The city of Durango is asking its residents to make two changes to the City Charter. One is a worthwhile but mundane housekeeping measure unlikely to be of interest to anyone outside city government. The other is an important change that will eliminate a fundamental injustice. But neither alone nor in tandem are they sufficient to fix the city’s problem. That could require a change to state law.
This comes in response to the voters’ April rejection of an extension to the city’s franchise agreement with La Plata Electric Association. Left standing, that could cost the city about $20 million over 20 years.
As part of an effort to fix that, the city is conducting a mail-in election to be concluded July 31. All otherwise qualified city residents can vote. The ballot poses two questions.
Ballot Question 2 asks voters to replace “references to the city treasurer with references to the city clerk” in Article IX, Section 1 of the city charter. If that works better, fine. Vote yes.
Ballot Question 1 is more interesting. It would eliminate the requirement in the same part of the charter that “registered electors at city franchise elections must also be tax-paying electors of the city.” Doing so would make those elections much more equitable.
It is curious language, though. Who does not pay taxes? The bulk of the city’s revenue is from sales tax, and everyone pays that.
What the current charter language means, is to limit voting in franchise elections to voters who pay property tax. Presumably the thinking was that only property owners pay franchise taxes.
But that is not true. In the case of the LPEA franchise, the fee is passed on to city residents through their electric bills, and many renters have their utilities in their own names. And even if they do not, those costs are surely passed on to them. The current language also excludes homeowners whose property is in the name of a trust.
With that, as many as half the city’s voters have been ineligible to vote on a tax almost all pay. Including all city residents in such a choice is simply fair.
But making that change does not ensure the franchise fee will pass. The way the LPEA franchise fee works, the electric co-op agrees to pay the city for access to its streets and rights of way, but the co-op does not treat that fee as a normal business expense for which the entire organization is responsible. Instead, it passes that cost directly on to city residents – and to city residents alone. That arrangement is in state law.
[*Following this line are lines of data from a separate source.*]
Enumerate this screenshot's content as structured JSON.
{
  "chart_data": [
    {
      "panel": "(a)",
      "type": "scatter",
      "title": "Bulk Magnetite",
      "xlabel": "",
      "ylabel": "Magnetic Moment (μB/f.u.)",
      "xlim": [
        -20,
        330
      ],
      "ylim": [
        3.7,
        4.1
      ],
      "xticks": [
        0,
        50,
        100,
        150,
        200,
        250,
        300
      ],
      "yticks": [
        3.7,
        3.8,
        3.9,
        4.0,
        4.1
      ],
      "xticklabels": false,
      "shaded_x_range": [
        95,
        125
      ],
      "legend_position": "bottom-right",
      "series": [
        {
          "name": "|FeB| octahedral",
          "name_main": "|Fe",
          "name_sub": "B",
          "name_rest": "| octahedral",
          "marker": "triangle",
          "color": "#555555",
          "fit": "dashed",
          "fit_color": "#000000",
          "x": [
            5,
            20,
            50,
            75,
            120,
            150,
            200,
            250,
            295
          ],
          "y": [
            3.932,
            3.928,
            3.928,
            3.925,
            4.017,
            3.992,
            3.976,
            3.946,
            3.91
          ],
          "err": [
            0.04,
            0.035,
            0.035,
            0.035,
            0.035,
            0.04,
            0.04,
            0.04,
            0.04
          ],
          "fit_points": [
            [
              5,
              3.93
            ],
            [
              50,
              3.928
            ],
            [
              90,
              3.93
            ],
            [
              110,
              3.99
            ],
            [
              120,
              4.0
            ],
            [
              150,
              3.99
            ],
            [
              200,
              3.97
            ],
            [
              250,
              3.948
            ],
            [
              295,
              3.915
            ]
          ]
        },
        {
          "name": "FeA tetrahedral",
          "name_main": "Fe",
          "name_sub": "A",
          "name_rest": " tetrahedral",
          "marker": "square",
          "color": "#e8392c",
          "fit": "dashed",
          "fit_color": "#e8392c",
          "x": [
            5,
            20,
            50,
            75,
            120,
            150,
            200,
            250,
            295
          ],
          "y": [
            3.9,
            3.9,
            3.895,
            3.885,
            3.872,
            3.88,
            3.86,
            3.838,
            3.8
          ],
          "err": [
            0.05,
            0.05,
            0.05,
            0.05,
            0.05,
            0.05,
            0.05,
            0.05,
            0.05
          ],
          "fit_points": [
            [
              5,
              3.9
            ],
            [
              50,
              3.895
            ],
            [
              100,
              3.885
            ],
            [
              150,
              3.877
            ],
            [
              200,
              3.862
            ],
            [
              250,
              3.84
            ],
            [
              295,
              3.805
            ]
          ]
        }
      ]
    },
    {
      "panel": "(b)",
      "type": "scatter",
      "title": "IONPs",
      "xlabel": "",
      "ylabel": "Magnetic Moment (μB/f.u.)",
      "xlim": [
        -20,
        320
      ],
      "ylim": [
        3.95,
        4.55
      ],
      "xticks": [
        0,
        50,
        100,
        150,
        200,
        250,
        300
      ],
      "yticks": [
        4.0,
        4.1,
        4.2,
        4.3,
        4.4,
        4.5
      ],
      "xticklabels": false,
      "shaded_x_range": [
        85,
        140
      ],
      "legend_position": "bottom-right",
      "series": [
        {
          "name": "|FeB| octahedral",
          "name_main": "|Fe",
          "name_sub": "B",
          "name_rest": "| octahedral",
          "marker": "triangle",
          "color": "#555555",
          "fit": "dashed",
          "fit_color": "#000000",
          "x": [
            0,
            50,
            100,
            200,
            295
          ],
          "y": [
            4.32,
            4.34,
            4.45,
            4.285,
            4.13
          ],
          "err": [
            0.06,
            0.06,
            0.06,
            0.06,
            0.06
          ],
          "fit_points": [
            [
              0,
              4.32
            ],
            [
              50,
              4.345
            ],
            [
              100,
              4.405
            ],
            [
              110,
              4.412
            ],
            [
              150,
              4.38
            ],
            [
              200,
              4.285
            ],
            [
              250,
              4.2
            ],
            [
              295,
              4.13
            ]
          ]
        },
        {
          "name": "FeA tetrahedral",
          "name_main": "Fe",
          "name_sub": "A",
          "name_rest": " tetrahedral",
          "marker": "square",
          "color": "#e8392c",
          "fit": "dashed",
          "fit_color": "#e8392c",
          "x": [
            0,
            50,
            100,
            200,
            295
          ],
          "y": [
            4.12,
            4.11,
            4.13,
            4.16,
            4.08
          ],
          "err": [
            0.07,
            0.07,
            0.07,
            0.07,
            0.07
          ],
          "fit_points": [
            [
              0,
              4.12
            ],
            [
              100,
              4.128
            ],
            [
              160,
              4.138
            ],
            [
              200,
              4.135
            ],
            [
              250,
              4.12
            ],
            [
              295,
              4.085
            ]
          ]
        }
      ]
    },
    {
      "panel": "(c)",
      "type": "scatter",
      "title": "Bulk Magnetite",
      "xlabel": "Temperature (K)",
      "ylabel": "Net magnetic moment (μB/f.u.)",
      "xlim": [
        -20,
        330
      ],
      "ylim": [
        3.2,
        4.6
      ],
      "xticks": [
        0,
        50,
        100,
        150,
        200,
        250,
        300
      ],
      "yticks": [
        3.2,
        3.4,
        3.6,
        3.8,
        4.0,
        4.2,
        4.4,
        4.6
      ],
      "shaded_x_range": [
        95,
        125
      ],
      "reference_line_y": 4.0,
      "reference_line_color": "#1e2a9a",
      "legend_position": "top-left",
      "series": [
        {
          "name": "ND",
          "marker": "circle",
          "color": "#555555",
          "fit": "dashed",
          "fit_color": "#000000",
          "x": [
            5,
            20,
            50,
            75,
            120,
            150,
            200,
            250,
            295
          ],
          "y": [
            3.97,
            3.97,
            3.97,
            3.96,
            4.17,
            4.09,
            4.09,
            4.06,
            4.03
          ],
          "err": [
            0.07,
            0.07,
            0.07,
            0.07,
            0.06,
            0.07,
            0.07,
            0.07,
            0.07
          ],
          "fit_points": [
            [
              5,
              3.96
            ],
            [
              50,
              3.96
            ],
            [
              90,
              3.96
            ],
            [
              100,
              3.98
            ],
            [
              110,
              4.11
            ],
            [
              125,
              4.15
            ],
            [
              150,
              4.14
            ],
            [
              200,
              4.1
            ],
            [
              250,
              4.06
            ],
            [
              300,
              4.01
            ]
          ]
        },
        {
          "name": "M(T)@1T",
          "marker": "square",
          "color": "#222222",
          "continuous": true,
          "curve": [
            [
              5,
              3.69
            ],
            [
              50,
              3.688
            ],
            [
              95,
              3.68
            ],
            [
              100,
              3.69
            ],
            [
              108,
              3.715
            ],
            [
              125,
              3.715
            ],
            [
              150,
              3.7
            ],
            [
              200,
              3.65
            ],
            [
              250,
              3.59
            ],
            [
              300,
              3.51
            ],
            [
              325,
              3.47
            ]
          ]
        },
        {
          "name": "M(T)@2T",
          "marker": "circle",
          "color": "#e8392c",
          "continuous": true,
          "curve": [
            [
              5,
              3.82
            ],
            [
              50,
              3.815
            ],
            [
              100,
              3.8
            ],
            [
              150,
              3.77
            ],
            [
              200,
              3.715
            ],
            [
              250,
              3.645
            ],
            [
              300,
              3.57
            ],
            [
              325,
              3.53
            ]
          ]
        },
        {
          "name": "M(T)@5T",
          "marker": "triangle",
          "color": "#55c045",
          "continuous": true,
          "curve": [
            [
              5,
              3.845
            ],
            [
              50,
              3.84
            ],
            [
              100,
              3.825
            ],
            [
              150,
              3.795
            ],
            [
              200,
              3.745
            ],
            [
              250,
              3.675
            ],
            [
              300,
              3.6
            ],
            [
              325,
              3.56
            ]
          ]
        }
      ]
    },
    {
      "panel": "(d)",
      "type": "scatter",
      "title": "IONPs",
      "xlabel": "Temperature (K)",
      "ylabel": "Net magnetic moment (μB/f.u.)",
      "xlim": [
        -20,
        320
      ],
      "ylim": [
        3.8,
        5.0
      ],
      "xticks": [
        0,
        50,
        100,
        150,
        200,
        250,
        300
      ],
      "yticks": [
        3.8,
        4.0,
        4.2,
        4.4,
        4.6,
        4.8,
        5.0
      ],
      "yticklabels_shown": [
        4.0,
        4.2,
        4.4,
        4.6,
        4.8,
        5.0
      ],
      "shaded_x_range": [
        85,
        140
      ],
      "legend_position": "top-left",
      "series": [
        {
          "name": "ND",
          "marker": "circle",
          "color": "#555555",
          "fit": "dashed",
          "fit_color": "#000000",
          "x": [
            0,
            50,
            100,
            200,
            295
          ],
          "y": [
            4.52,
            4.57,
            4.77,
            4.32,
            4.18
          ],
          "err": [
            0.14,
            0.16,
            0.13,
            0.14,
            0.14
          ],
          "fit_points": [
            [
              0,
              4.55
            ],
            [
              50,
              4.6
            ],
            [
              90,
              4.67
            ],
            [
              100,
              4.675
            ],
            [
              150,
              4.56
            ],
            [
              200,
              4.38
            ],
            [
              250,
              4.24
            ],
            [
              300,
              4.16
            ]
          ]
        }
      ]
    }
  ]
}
The franchise fee on cable television bills works much the same way, as do the similar occupation fees the gas and phone companies collect.
What it amounts to is a roundabout way for the city to tax its residents via their utility bills. How that works was not widely understood until, thanks to Councilor Paul Broderick, the discussion leading up to April’s vote on the LPEA franchise fee.
So, vote “yes” on Ballot Questions 1 and 2 to clean up the charter and make the voting fair. Then we can talk about whether we want to tax ourselves.